NextBus will give people the ability to track buses from multiple systems at any stop in the Big Blue Bus’ service area on their mobile devices or computers. It would also allow people to check arrival times based on Global Position System (GPS) data before heading to their stop.
Realignment Plan Should Attract More Riders
“If we want to encourage our sustainability goals, if we want to reduce VMT [Vehicle Miles Traveled], this has to not just be about Expo integration and how we connect to the regional system, but also making sure people have options for moving around Santa Monica,” O’Connor said.
Specifically, she was concerned about the proposal for the new north-south line, Route 18, which, as proposed, wouldn’t have weekend service and would stop running at 7 p.m. on weekdays. As proposed, Route 18, would run between Venice and UCLA via 4th Street and Montana Avenue.
While Metro connects Venice Boulevard to Downtown Santa Monica 24 hours a day with routes 33 and 733, other than the BBB proposed Route 18, there would be no weekend or late evening service north of Wilshire Boulevard, west of 14th Street.
“You have a big swath there where people will say, ‘There’s no reasonable way to use transit,'” she said. “So, you’ll have folks not using Big Blue Bus to get around because frankly, there’s nothing serving them in their neck of the woods.”
Adding New Routes
There are some gaps in service and longer headways on existing routes, but that is the other corridors in the service area will be getting new routes. The proposed integration plan includes several new north-south routes and adding Rapid 7 service on weekends.
“We’re adding a huge amount of service to our service area,” said Councilmember Ted Winterer. “If it works, we are reducing car trips both in our city and in our region, and that’s going to be better for everybody…. We’re taking a bold leap forward and I’m really excited about it.”

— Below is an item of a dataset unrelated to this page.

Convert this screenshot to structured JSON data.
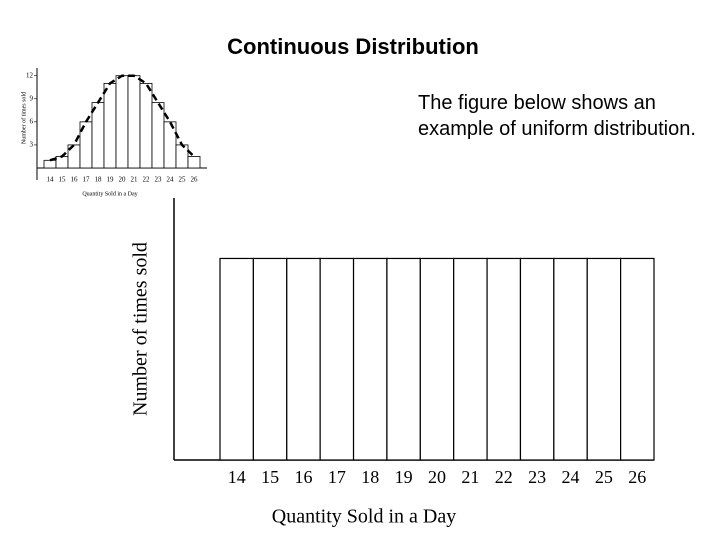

Staff has added a new peak-only line, Route 43, which will connect San Vicente Boulevard to the Expo Line Bergamot station via 26th Street.
Route 17 will connect the Veterans Affairs (VA) medical center to the Westwood/Pico and Culver City Expo Light Rail stations. Route 16 will connect Wilshire and Bundy to Glencoe and Mindanao via Bergamot Station, Santa Monica College, 23rd Street, Walgrove Avenue, Venice High, Costco on Venice Blvd., and Marina del Rey. Route 15, will connect Brentwood Village (Sunset and Barrington) to the Bundy Expo Light Rail station.
Several Council members called for studying the possibility of including public-private partnerships to fund or operate circulator shuttles that would connect major employment centers to the Expo stations.
Councilmember Sue Himmelrich said that this could be a “fantastic opportunity for the private sector to step in,” echoing comments made by Davis earlier in the evening. Himmelrich noted that, as the City steps up its traffic demand management requirements on commercial areas, employers would be incentivized to help fund transit circulators.
King pointed out that, in the past, the Big Blue Bus had tried operating shuttles, but that low ridership led to those routes being cancelled. “For BBB to operate [a circulator], it’s not efficient,” he said, adding that the agency is open to working with private partners.
O’Connor said that a future public-private partnership could also integrate new technology for possible on-demand service for circulators or shuttle within Santa Monica’s borders.